Client-server computing or networking is a distributed application architecture that partitions tasks or workloads between service providers (servers) and service requesters, called clients. Often clients and servers operate over a computer network on separate hardware. A server machine is a high-performance host that is running one or more server programs which share its resources with clients. A client also shares any of its resources; Clients therefore initiate communication sessions with servers which await (listen to) incoming requests.

SOCIAL MOTION INFLUENCE

Our proposed tracking controller is composed of two parts: social motion influence and motion execution unit. The social motion influence updates an individual’s current behavior to either socialize or isolate. The motion execution unit is responsible for translating the behavior adopted by an individual into motion. we will translate this sociostation into the domain of pedestrian mobility. Although many other influences are at play in any individual’s mobility, such as collision avoidance, activity planning and constraints, we wish here to gauge the effect of this process alone, aside from any other influence. Simulating complete pedestrian mobility is therefore out of the scope of this paper.

TWIN SOCIAL BEHAVIOUR

Our proposed tracking controller relies on social graphs from which motion influence behaviors are derived. Social graphs do not represent physical proximity, but only relationships among individuals. Nevertheless, the former influences the latter, since close acquaintances tend to get physically closer. The originality in Our proposed tracking controller resides in its twin behavior (socialize and isolate) and their interplay. In its expression, Our proposed tracking controller combines gravitational attraction and preferential attachment.

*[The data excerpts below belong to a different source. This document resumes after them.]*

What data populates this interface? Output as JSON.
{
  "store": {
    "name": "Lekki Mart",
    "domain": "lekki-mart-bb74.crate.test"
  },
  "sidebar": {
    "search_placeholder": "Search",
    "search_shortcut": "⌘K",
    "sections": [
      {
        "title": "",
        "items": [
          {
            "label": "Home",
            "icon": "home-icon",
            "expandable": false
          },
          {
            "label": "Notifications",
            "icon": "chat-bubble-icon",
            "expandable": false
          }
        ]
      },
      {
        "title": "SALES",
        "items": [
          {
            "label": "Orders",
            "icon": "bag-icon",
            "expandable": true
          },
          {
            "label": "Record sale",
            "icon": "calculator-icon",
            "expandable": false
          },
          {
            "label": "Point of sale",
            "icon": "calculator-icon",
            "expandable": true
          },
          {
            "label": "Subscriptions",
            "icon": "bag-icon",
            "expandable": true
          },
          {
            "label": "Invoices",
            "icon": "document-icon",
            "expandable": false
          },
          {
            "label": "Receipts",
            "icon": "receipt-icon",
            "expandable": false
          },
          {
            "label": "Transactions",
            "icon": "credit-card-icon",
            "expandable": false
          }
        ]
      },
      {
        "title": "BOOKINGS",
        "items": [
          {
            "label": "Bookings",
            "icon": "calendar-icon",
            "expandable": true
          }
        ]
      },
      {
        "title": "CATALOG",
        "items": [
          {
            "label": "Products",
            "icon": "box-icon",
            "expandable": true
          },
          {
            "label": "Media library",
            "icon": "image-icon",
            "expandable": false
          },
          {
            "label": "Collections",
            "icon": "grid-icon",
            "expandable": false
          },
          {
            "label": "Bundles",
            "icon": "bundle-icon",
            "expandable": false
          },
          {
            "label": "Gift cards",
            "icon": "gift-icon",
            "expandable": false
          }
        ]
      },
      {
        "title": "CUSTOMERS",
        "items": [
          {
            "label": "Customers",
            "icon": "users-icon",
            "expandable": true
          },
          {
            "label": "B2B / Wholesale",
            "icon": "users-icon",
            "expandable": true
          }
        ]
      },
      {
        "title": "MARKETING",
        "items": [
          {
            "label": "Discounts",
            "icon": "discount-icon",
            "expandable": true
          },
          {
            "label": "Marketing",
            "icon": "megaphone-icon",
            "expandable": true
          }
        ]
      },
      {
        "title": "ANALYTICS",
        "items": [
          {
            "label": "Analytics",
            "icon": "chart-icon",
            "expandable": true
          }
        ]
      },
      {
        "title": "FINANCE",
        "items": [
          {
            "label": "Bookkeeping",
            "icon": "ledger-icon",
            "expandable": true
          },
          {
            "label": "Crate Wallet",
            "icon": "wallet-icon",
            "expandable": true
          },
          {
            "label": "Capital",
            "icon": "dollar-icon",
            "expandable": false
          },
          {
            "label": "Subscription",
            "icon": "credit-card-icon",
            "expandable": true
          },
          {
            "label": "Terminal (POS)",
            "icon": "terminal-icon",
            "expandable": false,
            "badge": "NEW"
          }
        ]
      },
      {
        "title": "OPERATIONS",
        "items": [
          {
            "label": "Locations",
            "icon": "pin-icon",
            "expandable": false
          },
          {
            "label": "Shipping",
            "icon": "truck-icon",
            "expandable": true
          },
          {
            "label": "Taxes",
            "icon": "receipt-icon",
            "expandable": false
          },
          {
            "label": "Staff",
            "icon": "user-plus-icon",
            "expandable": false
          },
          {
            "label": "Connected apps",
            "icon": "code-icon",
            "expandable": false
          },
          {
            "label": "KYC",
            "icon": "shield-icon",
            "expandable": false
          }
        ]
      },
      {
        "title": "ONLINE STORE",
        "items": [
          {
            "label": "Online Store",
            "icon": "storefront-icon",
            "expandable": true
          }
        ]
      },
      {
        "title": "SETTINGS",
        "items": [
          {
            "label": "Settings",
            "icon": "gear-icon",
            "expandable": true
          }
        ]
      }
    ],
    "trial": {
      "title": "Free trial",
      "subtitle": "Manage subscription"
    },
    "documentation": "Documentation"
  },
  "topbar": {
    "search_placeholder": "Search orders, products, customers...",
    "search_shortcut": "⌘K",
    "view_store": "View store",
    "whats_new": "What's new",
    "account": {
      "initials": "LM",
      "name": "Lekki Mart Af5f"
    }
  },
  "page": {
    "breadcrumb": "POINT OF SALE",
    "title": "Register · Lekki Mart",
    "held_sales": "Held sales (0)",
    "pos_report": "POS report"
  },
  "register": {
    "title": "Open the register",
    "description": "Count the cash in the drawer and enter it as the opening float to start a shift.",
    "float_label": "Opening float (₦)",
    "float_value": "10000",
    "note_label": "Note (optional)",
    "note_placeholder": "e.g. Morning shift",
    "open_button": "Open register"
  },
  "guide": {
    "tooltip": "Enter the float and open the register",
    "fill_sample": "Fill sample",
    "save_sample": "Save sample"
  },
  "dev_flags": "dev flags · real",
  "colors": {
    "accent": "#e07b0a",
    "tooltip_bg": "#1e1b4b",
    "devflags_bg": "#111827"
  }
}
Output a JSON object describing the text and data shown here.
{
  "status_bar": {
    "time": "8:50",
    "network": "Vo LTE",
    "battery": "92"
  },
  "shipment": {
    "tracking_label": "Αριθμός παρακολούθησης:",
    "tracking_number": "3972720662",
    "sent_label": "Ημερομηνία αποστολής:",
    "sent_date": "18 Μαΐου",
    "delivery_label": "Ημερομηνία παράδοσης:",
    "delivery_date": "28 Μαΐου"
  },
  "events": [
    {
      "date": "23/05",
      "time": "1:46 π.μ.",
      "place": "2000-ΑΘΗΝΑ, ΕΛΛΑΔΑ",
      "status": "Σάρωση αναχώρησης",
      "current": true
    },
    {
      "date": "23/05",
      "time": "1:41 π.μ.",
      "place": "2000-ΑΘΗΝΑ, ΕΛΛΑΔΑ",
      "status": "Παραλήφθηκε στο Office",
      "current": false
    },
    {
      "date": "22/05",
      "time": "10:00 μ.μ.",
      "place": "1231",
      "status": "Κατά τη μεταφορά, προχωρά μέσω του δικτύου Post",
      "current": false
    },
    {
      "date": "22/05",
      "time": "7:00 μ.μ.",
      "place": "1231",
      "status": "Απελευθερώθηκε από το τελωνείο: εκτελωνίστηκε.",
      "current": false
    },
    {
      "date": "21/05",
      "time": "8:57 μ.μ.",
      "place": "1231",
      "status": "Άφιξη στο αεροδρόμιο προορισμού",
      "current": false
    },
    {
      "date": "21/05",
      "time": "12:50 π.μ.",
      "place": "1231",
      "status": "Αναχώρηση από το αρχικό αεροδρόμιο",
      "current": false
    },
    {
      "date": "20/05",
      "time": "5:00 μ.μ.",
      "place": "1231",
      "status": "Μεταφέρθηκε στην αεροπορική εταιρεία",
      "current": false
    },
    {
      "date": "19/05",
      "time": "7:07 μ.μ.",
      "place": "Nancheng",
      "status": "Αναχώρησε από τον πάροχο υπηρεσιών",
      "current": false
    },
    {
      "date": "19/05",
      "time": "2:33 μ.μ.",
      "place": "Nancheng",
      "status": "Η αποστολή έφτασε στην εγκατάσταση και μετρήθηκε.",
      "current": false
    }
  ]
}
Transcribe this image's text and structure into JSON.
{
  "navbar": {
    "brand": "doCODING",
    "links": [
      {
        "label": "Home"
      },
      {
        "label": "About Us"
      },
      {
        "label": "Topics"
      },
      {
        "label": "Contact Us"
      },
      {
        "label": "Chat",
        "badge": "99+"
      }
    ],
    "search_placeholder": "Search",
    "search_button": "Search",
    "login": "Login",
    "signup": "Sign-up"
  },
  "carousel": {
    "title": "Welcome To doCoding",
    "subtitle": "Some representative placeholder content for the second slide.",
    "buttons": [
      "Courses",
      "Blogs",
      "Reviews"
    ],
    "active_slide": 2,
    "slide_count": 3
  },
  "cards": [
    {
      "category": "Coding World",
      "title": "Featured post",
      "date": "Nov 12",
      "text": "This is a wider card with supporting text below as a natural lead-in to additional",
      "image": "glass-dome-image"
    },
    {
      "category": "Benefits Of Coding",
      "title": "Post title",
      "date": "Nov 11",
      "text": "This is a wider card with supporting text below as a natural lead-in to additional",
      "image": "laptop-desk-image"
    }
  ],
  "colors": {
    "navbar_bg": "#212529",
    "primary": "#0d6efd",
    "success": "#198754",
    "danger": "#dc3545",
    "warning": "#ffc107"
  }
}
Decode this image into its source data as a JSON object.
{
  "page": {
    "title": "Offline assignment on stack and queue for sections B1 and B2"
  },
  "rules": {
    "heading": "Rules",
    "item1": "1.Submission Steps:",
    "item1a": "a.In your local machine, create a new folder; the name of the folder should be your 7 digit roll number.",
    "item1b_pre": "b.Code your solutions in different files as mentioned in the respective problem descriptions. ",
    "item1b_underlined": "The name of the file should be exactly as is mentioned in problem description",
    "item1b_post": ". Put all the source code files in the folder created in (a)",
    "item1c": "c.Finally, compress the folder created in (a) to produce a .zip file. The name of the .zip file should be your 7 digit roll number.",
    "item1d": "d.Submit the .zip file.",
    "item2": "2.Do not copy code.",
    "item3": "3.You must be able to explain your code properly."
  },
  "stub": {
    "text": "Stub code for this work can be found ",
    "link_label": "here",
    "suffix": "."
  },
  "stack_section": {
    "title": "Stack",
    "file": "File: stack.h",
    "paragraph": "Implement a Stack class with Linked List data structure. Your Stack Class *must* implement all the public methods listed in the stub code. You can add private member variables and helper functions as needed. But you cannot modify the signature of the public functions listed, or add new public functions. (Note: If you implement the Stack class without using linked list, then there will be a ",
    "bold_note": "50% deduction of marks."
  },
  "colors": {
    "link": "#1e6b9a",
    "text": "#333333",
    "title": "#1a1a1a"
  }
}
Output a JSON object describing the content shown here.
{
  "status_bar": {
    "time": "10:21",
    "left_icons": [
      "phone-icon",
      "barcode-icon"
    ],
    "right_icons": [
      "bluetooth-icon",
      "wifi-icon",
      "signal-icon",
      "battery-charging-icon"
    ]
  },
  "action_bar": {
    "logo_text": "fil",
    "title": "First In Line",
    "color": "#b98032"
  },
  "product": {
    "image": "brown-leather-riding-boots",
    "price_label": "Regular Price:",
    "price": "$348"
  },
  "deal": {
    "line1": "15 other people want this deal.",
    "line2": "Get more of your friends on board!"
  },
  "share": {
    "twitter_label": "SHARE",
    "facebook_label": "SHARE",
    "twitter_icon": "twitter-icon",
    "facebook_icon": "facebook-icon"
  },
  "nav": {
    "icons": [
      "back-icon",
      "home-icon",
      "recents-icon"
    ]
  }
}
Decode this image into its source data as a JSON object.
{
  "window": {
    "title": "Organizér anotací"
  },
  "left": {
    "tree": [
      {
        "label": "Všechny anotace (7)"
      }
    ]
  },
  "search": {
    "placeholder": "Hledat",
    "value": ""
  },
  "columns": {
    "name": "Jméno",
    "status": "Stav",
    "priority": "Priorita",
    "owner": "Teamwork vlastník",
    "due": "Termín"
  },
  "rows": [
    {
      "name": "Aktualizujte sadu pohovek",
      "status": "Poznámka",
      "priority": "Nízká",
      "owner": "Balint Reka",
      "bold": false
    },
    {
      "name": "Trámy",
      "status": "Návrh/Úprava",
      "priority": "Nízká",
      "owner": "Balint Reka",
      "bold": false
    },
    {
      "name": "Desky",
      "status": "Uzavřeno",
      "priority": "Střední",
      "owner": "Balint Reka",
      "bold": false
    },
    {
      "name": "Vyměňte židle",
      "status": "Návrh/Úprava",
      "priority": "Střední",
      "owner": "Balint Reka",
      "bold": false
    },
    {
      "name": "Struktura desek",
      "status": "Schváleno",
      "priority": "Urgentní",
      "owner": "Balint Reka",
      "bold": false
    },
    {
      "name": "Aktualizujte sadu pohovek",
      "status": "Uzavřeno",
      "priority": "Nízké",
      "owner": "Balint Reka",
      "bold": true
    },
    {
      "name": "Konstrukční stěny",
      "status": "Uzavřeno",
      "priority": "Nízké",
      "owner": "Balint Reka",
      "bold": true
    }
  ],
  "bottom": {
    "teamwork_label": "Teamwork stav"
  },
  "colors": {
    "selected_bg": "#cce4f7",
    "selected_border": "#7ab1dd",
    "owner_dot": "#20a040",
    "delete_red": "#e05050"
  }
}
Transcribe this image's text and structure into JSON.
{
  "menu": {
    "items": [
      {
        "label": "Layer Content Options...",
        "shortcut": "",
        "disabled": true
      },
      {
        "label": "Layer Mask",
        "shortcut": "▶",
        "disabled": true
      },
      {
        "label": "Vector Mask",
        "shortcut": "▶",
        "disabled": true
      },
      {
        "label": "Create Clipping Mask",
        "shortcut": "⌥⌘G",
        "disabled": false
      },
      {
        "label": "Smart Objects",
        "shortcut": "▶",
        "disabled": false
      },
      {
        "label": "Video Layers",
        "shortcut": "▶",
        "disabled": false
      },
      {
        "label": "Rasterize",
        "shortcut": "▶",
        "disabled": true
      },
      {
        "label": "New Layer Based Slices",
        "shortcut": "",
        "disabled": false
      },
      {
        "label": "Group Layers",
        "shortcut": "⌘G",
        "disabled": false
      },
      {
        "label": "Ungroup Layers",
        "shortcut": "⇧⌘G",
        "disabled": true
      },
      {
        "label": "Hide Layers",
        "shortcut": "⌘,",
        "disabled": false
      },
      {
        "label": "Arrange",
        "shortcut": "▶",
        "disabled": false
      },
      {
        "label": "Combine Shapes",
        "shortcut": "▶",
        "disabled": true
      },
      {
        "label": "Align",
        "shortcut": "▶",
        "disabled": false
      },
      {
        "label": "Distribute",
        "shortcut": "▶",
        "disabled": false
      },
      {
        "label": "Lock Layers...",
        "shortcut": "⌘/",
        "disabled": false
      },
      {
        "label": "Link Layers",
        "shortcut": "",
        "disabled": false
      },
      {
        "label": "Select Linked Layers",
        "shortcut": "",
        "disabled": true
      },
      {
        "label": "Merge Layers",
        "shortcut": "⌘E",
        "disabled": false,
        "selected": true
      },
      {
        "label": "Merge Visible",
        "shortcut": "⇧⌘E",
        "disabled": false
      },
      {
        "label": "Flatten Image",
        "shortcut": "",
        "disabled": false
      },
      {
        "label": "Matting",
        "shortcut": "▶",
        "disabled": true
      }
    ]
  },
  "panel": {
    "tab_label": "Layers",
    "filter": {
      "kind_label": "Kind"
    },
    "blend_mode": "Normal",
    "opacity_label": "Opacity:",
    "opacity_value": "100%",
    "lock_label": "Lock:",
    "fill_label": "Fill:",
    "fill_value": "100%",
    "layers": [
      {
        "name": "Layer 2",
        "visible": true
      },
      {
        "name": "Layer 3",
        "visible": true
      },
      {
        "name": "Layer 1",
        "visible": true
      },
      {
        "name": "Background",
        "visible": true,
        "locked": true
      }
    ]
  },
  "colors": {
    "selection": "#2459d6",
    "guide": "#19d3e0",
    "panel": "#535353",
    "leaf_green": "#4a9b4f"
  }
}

SPATIAL AND TIME CHARACTERISTICS

This parameter describes the space in which individuals move. The boundary conditions can be of three types: infinite, finite, and periodic. If finite, the topology can be a square, a disc, or any kind of bounded geometric space. If periodic, the topology can be a square (with toroidal boundary mapping). In the remainder of this paper, we investigate the properties exhibited by Our proposed tracking controller alone. Time characteristics concern the total duration for which motion is considered, and the time quantization step used for motion rendering. These two values, although more related to implementation than to model definition, are of prime concern since their choice can directly influence the outcome of the synthesized motion. It is then of major importance to distinguish inherent characteristics of our model from eventual bias due to time sampling. In the analysis below, we explore the effects of time quantization and total considered duration on the results of Our proposed tracking controller.

INTERACTION BASED MOBILITY
Our proposed tracking controller also breaks the barrier between individual and group mobility: collective motion emerges in this model, without the help of explicit grouping. The influence of time on Our proposed tracking controller outcomes appears in two ways: time quantization step and total simulation time. The first aspect is related to the very common problem of sampling on measurements. Individuals present different mobility characteristics depending on the space they evolve in. We have two parameters defining motion space. The first one, namely space type, defines if individual evolve in finite, infinite, or periodic space.

REFERENCE:

Liang Chen, Sandip Roy and Ali Saberi, “On the information flow required for tracking control in networks of mobile sensing agents”, IEEE Transactions on Mobile Computing, Vol. 10, No.5, April 2011.